Thursday, August 31, 2006

sorry

words are not enough to express how painful it is to let go. in fact, as i'm writing this whole thing, i can't help but take deep sighs to release the tension building up inside. i know that iam not the perfect person for you,
and yet i keep on trying countless number of times to show you how much am i willing to give. but it seems like it doesn't make you any happier. i thought that you could be the person to understand since you have traced me entirely from the very start.probably you were right most of the time. you have a number of points to raise for my lack of inconsiderations. but isnt it just fair to broaden your horizons and give me a fair share of your understanding? or i just couldnt make up for the demands and have touched the last nerve of your patience. whatever the case is, i have fought my whole life on this, i have adjusted, even tightened up to the last hole of my belt. but that doesn't mean that i have perfected myself that there is no room left enough for flaws. and for this last moment that we've been together, this shallow imperfection has led me to a realization that for such a long time i kept on suppressing. i can no longer tolerate the discipline im putting myself into. i have drained my resources and can't afford to invest the remaining percent i have left. sorry.

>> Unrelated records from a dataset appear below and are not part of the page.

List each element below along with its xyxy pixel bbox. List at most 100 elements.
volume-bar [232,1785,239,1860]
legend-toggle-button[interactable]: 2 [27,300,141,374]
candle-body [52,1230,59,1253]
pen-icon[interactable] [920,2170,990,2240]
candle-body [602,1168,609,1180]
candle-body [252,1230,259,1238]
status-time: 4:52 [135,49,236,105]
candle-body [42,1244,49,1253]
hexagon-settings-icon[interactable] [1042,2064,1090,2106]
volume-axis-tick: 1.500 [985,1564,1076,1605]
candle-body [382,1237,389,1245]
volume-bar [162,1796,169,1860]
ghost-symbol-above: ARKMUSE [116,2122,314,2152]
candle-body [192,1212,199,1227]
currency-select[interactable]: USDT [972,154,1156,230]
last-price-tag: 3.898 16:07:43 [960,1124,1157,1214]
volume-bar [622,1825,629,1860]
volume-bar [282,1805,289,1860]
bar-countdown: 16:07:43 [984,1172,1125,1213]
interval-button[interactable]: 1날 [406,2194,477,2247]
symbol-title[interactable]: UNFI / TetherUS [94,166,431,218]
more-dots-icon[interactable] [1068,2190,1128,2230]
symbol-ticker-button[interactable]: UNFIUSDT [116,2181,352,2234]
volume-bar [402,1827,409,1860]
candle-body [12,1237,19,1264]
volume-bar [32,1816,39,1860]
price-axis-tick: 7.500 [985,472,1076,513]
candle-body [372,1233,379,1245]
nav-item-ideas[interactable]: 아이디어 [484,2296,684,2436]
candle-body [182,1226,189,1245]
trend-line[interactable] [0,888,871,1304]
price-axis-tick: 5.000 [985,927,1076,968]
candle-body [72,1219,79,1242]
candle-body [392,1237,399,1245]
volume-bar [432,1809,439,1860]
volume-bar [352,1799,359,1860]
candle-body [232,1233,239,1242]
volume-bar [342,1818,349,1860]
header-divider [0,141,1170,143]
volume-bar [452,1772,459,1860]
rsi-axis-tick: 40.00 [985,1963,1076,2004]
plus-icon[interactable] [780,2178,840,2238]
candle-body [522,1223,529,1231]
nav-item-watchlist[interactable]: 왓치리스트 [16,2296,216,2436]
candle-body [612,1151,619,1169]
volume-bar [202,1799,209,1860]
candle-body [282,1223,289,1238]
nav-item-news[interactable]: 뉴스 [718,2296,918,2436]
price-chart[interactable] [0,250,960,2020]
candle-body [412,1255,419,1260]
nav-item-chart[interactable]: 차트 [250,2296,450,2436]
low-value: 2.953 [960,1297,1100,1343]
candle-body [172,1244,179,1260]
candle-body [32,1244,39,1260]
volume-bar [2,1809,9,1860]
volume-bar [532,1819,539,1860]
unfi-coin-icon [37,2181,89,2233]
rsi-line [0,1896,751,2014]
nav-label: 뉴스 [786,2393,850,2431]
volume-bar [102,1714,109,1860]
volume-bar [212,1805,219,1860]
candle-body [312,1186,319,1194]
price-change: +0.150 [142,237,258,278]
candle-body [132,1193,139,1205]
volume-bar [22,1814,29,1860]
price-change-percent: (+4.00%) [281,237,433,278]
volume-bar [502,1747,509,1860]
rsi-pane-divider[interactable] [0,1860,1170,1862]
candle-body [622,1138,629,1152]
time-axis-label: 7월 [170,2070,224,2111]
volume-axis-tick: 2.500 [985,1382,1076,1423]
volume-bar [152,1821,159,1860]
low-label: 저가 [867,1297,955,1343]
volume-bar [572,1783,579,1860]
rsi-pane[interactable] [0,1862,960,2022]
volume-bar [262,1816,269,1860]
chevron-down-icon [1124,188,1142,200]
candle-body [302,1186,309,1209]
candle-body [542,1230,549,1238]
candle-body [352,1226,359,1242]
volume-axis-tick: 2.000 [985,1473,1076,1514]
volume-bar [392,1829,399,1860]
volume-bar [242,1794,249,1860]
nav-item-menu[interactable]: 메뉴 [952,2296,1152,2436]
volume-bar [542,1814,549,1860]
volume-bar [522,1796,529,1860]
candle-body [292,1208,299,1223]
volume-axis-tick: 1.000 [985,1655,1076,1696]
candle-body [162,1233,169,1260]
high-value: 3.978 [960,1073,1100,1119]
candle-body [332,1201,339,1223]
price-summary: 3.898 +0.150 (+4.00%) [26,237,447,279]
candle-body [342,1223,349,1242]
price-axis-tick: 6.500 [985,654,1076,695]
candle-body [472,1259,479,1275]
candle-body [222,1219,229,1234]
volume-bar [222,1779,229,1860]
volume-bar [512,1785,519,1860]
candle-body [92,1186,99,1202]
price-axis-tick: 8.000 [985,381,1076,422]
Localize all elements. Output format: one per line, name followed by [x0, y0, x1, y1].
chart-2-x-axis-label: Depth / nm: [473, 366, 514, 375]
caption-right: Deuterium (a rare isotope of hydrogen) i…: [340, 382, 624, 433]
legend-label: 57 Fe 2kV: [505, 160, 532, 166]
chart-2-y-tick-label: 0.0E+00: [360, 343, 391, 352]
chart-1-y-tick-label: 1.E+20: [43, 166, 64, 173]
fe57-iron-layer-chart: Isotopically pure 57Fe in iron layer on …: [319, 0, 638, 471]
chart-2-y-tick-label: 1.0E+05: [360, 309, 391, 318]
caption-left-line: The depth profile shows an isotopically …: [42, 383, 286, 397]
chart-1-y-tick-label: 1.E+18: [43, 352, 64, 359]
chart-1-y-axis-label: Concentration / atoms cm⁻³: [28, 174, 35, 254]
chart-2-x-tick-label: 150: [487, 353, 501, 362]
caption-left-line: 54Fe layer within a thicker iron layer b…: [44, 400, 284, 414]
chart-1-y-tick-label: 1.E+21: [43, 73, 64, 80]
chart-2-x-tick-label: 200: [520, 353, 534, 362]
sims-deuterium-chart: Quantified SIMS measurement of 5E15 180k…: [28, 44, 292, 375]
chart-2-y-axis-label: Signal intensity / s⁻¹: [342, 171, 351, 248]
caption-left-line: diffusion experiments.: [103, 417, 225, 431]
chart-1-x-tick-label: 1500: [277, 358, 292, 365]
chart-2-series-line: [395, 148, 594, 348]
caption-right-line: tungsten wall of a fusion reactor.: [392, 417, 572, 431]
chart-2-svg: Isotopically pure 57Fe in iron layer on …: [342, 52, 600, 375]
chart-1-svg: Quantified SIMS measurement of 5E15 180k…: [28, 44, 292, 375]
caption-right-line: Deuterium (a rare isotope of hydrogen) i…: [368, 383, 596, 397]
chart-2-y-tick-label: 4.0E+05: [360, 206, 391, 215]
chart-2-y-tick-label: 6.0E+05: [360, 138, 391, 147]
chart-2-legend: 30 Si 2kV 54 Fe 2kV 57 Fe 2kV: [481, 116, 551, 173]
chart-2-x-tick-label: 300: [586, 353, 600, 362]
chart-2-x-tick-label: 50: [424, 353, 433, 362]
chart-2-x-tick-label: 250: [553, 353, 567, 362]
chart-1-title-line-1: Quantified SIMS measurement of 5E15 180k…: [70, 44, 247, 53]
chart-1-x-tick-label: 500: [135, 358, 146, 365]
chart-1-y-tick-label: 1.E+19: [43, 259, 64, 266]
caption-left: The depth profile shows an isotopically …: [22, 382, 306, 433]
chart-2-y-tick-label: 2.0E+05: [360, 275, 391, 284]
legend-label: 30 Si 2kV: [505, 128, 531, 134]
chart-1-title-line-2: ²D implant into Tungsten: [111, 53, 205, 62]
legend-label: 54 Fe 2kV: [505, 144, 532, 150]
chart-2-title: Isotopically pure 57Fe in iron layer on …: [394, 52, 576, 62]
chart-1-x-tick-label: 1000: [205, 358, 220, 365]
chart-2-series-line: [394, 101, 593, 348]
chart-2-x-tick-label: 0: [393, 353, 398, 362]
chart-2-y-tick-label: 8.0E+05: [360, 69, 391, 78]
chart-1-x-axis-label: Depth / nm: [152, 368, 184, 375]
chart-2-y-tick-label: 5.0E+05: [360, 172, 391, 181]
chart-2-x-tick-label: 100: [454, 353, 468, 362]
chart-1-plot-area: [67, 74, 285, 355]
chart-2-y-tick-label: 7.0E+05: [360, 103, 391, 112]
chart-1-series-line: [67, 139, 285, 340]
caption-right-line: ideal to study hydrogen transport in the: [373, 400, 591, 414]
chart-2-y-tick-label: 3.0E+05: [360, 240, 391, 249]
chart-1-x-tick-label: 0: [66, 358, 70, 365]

Wednesday, August 30, 2006

one day

.... when i get used to things, everything would just all be gone.
promise

Monday, August 21, 2006

the hell with monday-holiday drizzles

blame the mothball fumes for making me sick since thursday. i was busy digging in salvation army's refuse of clothes and bags that i wasn't able to notice that i have inhaled air borne protists and other micro specimens. the next day, was unfortunate as well to even get my fingers in deep trouble. think about fuming sulfuric acid + tollen's reagent. woohoo.. double double whammy. swear, it left a chocolatey rich mark with stings to match. pakshet. there was no actual first aid, since i discovered it at home already and my mom insisted on putting petroleum jelly all over, i on the other hand would like to try on acetone to erase the mess. but she won't let me- fearing about the possible reaction of another chemical would blow my fingers away (read: ignition-reaction theory of matter).


fast forwarded, saturdays and sundays didnt do well. the shearing pain in my throat and my runny nose set me early to bed for 2 straight nights. and my medications/ fruit juices/ lozenges won't do me any good. except that it facilitates disruption of circadian cycles and inhibits activation of my reticular system. in short, my anticipation of a hassle free monday holiday is nothing but jammed traffics on books and handouts. spare me from the "headaches". well, i hope.


Wednesday, August 16, 2006

sojourns and hormonal spurts

Spilling the beans just to free myself from impediments would entirely be a no win case as it would complicate matters. However, I opt to do so for no apparent reason. Probably, my tongue’s sting is too much to handle than the notoriety of becoming the next walking headline to be talked over a cup of coffee. The past few weeks were completely occupied by frequent toilet trips, vertigo experiences, number counting- yes, forwards and backwards (checking on the double if I got my computations right, whether I have landed on the wrong date or on the not so wrong dates) and hoarding every drop of possible justification for my crisis.
What if the answers lie in those morsels of white stuck bwn my digits? Or could it be that divine intervention blastula implantation achievable?